Double strand DNA breaks in the cell are repaired primarily by the Homologous Recombination (HR) system. Defective or unregulated HR results in chromosome rearrangements leading to genomic instability, which in turn results in a variety of cancers and hereditary disorders. Formation of the Rad51 filament on single- stranded DNA (ssDNA) is one of the key events in the HR pathway and is under tight regulation by both pro- and anti-recombinogenic mediator proteins. Our long-term goal is to precisely determine the dynamics of Rad51 nucleoprotein filament formation and its disassembly on ssDNA and the mechanism by which various pro- and anti-HR mediator proteins alter these dynamics to influence HR. Technical limitations have hindered the study of Rad51 nucleoprotein filament formation on single-stranded DNA (ssDNA). We propose to overcome these obstacles through the development of fluorescent Rad51 and RPA probes which, when bound to ssDNA will undergo a change in fluorescence. We will be utilizing the unnatural amino acid incorporation strategy to develop these probes which will be combined with stopped flow kinetic assays to monitor the dynamics of the nucleoprotein filament in real-time. Since our probes are direct reporters of Rad51/RPA association/dissociation, we will utilize this fluorescent tool-kit to investigate how Rad51 and RPA bind to ssDNA when they are both present in a multi-protein experimental setup. Significance of studying Rad51 filament formation on both ssDNA and dsDNA substrates is highlighted by our recent findings that the bound-DNA context of a Rad51 filament diametrically controls the activity of Srs2. Srs2 is an anti-recombinase that clears Rad51 nucleoprotein filaments from ssDNA and as a helicase is capable of unwinding dsDNA. Physical interaction between Rad51 and Srs2 is required to dismantle the nucleoprotein filament and is observed strictly on ssDNA. When Rad51 is bound on dsDNA, it inhibits the DNA unwinding activity of Srs2 through the very same physical interaction interface.

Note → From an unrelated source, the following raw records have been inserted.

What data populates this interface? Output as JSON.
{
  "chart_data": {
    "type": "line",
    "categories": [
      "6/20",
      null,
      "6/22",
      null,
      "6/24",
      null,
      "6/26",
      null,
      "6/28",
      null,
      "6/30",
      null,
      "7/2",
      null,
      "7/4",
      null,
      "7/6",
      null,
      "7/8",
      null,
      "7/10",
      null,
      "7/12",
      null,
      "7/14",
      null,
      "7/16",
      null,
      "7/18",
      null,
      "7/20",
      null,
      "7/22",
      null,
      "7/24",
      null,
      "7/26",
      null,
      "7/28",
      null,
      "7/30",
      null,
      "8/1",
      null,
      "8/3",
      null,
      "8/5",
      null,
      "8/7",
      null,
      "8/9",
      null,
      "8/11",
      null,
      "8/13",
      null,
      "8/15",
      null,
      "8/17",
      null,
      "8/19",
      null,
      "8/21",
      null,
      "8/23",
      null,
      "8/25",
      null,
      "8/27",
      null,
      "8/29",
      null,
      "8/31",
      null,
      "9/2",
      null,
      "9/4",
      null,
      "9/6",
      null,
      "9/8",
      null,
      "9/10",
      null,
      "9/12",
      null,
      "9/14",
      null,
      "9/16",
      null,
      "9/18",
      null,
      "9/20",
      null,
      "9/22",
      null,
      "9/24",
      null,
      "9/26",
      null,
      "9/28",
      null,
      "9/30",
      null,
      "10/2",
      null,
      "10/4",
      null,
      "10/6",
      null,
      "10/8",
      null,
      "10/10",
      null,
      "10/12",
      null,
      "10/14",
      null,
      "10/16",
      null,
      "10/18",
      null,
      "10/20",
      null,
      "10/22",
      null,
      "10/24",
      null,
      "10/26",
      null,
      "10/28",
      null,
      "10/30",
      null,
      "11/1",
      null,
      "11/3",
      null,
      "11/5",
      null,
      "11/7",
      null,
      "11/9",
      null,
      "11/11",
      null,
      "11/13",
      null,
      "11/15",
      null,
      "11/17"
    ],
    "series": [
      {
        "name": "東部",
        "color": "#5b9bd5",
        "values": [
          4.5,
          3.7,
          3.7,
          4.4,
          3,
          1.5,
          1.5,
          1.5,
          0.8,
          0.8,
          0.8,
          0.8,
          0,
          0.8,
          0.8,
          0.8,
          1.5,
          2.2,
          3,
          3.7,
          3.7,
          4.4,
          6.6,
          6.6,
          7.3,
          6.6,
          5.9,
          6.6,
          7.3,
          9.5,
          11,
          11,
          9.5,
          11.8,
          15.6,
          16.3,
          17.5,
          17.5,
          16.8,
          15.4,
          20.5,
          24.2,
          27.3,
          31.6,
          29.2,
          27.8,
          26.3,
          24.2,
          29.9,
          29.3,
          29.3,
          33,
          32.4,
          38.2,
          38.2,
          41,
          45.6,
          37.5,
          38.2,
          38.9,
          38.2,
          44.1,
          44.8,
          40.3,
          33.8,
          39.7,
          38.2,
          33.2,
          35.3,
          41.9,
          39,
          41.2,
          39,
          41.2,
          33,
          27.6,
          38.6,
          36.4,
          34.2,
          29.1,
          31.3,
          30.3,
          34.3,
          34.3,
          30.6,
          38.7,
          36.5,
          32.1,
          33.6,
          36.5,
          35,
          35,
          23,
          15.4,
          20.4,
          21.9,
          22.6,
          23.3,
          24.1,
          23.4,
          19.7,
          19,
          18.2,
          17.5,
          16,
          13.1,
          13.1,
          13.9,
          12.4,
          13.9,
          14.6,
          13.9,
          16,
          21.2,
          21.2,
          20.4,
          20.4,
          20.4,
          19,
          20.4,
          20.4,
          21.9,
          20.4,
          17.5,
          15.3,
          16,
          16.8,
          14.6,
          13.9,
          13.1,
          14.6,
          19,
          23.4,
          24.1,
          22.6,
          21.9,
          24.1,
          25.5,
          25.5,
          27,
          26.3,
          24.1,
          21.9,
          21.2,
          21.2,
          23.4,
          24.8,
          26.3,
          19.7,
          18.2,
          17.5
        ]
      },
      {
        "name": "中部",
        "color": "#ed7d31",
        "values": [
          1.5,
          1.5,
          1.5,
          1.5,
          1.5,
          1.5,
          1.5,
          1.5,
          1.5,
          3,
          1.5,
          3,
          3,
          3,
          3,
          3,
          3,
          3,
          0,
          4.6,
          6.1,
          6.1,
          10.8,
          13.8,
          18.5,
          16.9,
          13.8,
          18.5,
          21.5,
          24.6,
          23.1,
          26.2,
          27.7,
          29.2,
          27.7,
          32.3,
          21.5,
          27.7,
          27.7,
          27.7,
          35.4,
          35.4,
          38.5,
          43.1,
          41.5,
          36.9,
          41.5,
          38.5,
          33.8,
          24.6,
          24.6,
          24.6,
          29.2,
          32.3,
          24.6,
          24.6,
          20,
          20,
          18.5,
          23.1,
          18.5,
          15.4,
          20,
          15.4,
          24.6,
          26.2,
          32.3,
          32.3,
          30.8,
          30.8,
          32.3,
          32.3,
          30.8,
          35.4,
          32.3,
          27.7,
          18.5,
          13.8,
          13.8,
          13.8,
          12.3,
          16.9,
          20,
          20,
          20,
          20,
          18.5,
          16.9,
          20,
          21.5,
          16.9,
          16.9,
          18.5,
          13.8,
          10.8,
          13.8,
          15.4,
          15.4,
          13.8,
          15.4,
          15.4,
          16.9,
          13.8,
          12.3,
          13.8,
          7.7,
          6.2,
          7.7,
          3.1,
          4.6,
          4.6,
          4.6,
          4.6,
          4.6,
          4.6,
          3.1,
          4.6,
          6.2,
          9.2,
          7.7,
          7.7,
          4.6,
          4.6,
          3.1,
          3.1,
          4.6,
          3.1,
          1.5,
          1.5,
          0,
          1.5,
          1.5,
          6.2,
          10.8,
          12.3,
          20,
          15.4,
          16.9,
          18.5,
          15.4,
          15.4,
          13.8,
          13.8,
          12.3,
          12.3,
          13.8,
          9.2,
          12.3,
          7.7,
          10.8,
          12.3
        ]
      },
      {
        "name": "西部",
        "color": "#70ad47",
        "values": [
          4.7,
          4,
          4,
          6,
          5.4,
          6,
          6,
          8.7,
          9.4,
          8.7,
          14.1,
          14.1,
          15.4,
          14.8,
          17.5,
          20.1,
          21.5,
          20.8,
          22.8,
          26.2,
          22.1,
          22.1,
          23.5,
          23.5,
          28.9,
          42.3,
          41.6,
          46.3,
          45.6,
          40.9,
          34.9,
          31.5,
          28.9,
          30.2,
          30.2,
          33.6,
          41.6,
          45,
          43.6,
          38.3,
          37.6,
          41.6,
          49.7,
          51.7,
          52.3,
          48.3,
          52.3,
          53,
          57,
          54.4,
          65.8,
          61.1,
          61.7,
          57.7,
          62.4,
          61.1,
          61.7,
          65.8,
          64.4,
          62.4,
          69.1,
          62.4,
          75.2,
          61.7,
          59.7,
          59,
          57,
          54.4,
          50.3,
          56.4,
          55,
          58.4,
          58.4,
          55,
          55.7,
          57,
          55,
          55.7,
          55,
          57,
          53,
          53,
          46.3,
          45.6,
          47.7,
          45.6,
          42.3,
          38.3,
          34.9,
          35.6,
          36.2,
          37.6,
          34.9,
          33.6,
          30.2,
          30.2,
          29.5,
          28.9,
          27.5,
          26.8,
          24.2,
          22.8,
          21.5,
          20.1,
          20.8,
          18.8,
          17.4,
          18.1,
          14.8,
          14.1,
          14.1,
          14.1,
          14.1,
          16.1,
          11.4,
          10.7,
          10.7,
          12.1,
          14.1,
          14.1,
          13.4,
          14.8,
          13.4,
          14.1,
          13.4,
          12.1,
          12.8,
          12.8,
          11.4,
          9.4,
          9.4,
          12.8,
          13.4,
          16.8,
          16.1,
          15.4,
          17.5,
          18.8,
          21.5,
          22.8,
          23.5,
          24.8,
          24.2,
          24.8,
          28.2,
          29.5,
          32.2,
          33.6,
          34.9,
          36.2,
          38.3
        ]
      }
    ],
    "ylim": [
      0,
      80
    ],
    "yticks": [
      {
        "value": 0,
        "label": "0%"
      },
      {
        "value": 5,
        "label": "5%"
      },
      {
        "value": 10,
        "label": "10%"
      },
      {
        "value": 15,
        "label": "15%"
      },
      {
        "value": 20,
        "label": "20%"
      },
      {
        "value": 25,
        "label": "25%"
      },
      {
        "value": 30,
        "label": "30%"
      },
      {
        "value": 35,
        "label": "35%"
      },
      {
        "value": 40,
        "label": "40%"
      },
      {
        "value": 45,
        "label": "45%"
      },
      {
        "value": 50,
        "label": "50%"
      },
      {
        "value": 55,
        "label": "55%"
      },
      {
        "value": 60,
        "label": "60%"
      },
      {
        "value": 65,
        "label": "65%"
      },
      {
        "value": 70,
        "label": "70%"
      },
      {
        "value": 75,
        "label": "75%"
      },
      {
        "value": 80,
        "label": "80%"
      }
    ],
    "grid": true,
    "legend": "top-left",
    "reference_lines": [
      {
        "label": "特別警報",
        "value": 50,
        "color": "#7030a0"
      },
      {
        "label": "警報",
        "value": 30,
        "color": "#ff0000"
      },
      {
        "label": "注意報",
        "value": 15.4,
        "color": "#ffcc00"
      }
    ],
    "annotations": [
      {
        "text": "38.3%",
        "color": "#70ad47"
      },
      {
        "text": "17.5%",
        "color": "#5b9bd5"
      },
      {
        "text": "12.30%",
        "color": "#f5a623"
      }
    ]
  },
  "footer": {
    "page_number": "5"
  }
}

The Specific Aims are to: (1) Develop a real-time fluorescence-based tool kit to measure nucleoprotein filament dynamics on ssDNA. (2) Determine the mechanism behind the DNA-context dependent regulation of Srs2 activity by Rad51. We will obtain kinetic parameters for the various steps in the nucleoprotein assembly and disassembly process and uncover the molecular details of the interaction between Srs2 and Rad51. These studies will enable us to build a precise mechanistic model of how Rad51 nucleoprotein filaments are formed and how mediator proteins alter its dynamics. This information is critical in understanding the role of mediator proteins in HR associated defects, and to uncover why mutations in these proteins lead to genomic instability, cancers and associated genetic disorders. In addition to addressing these research questions, we will develop multiple research projects well suited to engage undergraduate students in bio-medically relevant research at Utah State University.
The research seeks to uncover fundamental mechanisms by which double strand breaks in DNA are repaired by the Homologous Recombination (HR) pathway, with emphasis on HR-mediator proteins. Deregulated HR results in diseases such as breast & ovarian cancers and Bloom's, Werner's & Down's syndromes.